First, our expertise in mental health can help design a person-centered and trauma-informed approach to individuals and systems affected by discrimination and harassment. We can educate leaders to recognize and respond to the psychological burden of these experiences without retraumatizing victims. We can also highlight the importance of supporting those helping the victims, who are at risk for both primary and secondary trauma themselves.
Second, we understand how structural factors influence well-being (13). It is well recognized that institutional discrimination, caused by systemic practices, regulations, and policies (e.g., lack of paid maternity leave) (14), requires intervention above the level of an individual worker. Because our patients disproportionately face discrimination, mental health clinicians routinely navigate the complex interrelationship between systemic and individual challenges. We hope to use this knowledge to inform our work with Title IX offices in medical schools to develop pragmatic solutions to address underreporting and ensure that trauma-informed care is easily accessible.
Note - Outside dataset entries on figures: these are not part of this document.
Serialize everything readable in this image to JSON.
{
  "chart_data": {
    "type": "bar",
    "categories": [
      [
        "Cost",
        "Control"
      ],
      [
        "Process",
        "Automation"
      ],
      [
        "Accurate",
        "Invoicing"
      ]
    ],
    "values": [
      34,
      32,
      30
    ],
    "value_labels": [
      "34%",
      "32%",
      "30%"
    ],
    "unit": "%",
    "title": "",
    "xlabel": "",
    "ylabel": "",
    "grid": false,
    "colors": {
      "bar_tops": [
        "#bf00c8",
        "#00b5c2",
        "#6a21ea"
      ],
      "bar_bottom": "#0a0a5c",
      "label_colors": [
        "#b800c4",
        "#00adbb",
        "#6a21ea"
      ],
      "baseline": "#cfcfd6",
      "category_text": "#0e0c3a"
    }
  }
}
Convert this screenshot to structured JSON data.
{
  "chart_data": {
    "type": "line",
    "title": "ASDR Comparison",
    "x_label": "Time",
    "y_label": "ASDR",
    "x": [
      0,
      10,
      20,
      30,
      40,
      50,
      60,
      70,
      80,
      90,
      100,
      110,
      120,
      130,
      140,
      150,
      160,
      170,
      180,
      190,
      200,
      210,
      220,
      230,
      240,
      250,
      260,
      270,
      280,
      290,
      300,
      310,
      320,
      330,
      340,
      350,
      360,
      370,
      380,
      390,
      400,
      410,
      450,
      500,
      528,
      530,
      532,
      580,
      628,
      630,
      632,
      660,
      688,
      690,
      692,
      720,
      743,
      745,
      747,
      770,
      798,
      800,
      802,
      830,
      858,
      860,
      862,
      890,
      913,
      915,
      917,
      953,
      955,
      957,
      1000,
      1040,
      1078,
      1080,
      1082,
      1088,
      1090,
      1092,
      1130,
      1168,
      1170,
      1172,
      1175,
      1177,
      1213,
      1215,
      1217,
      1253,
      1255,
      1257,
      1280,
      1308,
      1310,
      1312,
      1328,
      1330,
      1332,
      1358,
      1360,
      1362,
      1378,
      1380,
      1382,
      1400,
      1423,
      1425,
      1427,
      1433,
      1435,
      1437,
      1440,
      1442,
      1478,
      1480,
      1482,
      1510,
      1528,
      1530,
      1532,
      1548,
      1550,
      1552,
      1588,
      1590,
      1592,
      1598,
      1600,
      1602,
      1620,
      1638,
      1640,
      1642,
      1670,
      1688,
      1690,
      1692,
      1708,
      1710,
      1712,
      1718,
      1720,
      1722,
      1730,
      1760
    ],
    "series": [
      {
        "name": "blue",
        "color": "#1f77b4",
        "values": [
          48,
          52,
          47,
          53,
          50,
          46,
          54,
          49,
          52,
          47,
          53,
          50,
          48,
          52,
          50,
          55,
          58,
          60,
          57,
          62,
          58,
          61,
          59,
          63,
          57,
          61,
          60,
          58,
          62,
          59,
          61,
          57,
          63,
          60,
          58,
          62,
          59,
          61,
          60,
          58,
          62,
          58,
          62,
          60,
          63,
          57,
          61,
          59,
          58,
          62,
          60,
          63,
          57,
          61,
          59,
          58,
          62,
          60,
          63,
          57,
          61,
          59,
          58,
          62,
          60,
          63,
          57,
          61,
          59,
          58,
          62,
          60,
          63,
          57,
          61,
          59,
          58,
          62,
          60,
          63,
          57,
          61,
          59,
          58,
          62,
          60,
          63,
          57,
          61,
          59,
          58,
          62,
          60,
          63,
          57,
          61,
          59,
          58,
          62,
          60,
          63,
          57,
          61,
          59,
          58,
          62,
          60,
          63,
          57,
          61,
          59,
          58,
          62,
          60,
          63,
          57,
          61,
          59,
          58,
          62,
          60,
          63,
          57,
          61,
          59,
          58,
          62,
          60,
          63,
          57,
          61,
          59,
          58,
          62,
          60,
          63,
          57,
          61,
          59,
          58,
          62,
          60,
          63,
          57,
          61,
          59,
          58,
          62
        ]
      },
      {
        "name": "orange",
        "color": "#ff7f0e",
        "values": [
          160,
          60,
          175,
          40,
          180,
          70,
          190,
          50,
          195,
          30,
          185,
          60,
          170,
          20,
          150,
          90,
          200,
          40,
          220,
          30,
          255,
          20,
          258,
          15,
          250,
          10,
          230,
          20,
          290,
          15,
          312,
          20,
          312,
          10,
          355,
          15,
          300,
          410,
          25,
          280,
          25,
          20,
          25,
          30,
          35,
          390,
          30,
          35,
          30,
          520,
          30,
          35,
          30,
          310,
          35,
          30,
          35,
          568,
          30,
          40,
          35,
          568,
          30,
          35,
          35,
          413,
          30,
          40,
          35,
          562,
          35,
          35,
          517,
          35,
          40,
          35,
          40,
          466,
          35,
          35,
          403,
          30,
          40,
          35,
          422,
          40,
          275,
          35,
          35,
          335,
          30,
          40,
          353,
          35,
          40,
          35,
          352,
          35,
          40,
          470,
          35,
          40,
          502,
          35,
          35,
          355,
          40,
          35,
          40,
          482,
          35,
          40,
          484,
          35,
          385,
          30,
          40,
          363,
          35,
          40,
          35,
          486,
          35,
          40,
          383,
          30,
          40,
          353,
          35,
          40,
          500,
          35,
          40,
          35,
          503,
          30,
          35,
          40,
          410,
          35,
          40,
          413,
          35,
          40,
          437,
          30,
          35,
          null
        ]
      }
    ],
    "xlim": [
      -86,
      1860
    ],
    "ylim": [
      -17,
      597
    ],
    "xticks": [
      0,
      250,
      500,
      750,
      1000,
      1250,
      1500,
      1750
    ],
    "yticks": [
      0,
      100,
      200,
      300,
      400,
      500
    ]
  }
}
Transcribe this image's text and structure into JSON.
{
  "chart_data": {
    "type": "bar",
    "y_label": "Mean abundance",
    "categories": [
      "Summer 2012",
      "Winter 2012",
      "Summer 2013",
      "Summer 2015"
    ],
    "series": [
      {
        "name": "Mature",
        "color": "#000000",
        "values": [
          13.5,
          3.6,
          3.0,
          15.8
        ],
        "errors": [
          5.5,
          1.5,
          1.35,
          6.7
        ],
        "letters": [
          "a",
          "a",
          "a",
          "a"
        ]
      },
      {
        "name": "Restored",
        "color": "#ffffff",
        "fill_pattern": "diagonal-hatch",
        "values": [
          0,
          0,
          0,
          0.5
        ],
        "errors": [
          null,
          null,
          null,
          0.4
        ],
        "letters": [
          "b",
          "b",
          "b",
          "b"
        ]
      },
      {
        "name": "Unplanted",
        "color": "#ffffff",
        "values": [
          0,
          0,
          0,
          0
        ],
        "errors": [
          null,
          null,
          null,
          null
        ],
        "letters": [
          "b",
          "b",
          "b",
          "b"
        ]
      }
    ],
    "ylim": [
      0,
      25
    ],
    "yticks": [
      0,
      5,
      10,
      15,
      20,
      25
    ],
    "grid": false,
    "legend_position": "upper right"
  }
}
Third, behavioral health scientists are uniquely prepared to study the impact of workplace gender inequity upon mental well-being and burnout. Research suggests that gender inequity and sexual harassment can contribute to the development or exacerbation of mental health disorders such as depression, substance use, and anxiety (15). Burnout, depression, and suicide are also highly prevalent in health-related professions (16) and affect patient care (17). Understanding the association between gender inequity and burnout—and their associated human and economic costs—can help galvanize organizations that are already committed to fighting burnout to enact change.
The launch of TIME’S UP Healthcare is a unique opportunity to raise awareness about the challenges that women face working in health care. However, awareness is not enough. It is time to develop systemic solutions to confront gender disparities in the health care workplace and the mental health sequelae that may result. We can all help foster equitable work environments, and some potential options described in Table 1.
TIME’S UP Healthcare believes that a safe, equitable, and dignified workforce will promote high-quality patient care. As mental health professionals, we must take a leadership role in addressing the corrosive impact of gender discrimination and harassment in health care. This is critical for the well-being of both our colleagues and our patients. The time for change is now.